An analysis of data from 45 studies, recently published in the American Journal of Clinical Nutrition, showed that lower-GI diets tend to reduce fasting blood sugars and certain markers of overall blood sugar. This effect seems to occur primarily in people with diabetes or those who already have elevated levels of insulin (insulin resistance or pre-diabetes). According to the research, low-GI, high-fiber diets may also reduce the likelihood that overweight individuals – a group more likely to develop insulin resistance – actually develop elevated insulin levels. An important finding as elevated insulin levels can be a precursor to the development of type-2 diabetes.
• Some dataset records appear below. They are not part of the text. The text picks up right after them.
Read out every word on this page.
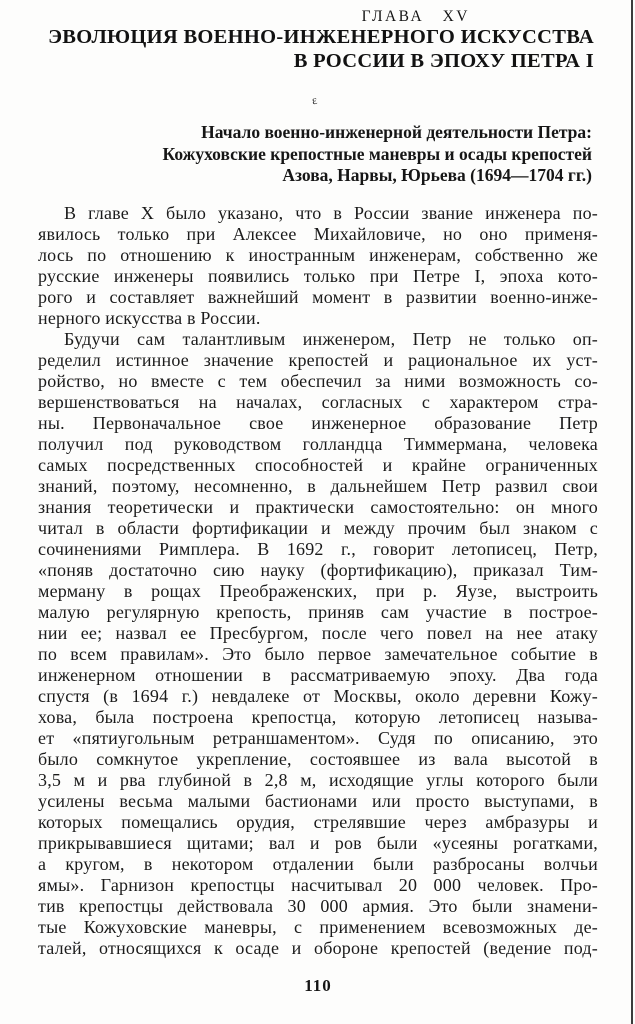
ГЛАВА XV
ЭВОЛЮЦИЯ ВОЕННО-ИНЖЕНЕРНОГО ИСКУССТВА
В РОССИИ В ЭПОХУ ПЕТРА I
ε
Начало военно-инженерной деятельности Петра:
Кожуховские крепостные маневры и осады крепостей
Азова, Нарвы, Юрьева (1694—1704 гг.)
В главе X было указано, что в России звание инженера по-
явилось только при Алексее Михайловиче, но оно применя-
лось по отношению к иностранным инженерам, собственно же
русские инженеры появились только при Петре I, эпоха кото-
рого и составляет важнейший момент в развитии военно-инже-
нерного искусства в России.
Будучи сам талантливым инженером, Петр не только оп-
ределил истинное значение крепостей и рациональное их уст-
ройство, но вместе с тем обеспечил за ними возможность со-
вершенствоваться на началах, согласных с характером стра-
ны. Первоначальное свое инженерное образование Петр
получил под руководством голландца Тиммермана, человека
самых посредственных способностей и крайне ограниченных
знаний, поэтому, несомненно, в дальнейшем Петр развил свои
знания теоретически и практически самостоятельно: он много
читал в области фортификации и между прочим был знаком с
сочинениями Римплера. В 1692 г., говорит летописец, Петр,
«поняв достаточно сию науку (фортификацию), приказал Тим-
мерману в рощах Преображенских, при р. Яузе, выстроить
малую регулярную крепость, приняв сам участие в построе-
нии ее; назвал ее Пресбургом, после чего повел на нее атаку
по всем правилам». Это было первое замечательное событие в
инженерном отношении в рассматриваемую эпоху. Два года
спустя (в 1694 г.) невдалеке от Москвы, около деревни Кожу-
хова, была построена крепостца, которую летописец называ-
ет «пятиугольным ретраншаментом». Судя по описанию, это
было сомкнутое укрепление, состоявшее из вала высотой в
3,5 м и рва глубиной в 2,8 м, исходящие углы которого были
усилены весьма малыми бастионами или просто выступами, в
которых помещались орудия, стрелявшие через амбразуры и
прикрывавшиеся щитами; вал и ров были «усеяны рогатками,
а кругом, в некотором отдалении были разбросаны волчьи
ямы». Гарнизон крепостцы насчитывал 20 000 человек. Про-
тив крепостцы действовала 30 000 армия. Это были знамени-
тые Кожуховские маневры, с применением всевозможных де-
талей, относящихся к осаде и обороне крепостей (ведение под-
110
A 2007 study in the Archives of Internal Medicine looked specifically at the relationship of GI values to the incidence of type-2 diabetes among Chinese women – a group whose primary carbohydrate was white rice. According to the study, those women who ate a high-carbohydrate, high-GI diet were over 20 percent more likely to develop diabetes than those eating diets with the lowest GI value. The impact was even greater among those subjects who were more overweight.

Some people believe that limiting the GI of one’s diet can help with weight control. In a study of obese young adults published last year in the Journal of the American Medical Association, subjects on either low-glycemic or low fat diets showed no difference in overall weight or body fat loss. Importantly, among those participants who began the study with higher levels of insulin, a low-glycemic diet led to greater weight loss than a low fat diet. Other research suggests that overweight or obese subjects may lose more weight on low-GI diets.

A review of how carbohydrate choice and amount affect weight control notes that eating more whole grains is usually linked to healthier weights, whereas eating more refined grains is not. This is significant, because whole grain choices, including grains like oatmeal, bulgur and brown rice, are not necessarily low-GI.

In theory, keeping in mind the GI of foods to lower risk of diabetes, overweight, and perhaps even heart disease and cancer makes sense. However, focusing on an exclusively low-GI diet could lead some people to adopt a less healthful eating pattern. This is particularly concerning if people exclude some higher GI, yet healthful foods and include excessive amounts of high-calorie, fatty foods or alcohol just because they are low-GI.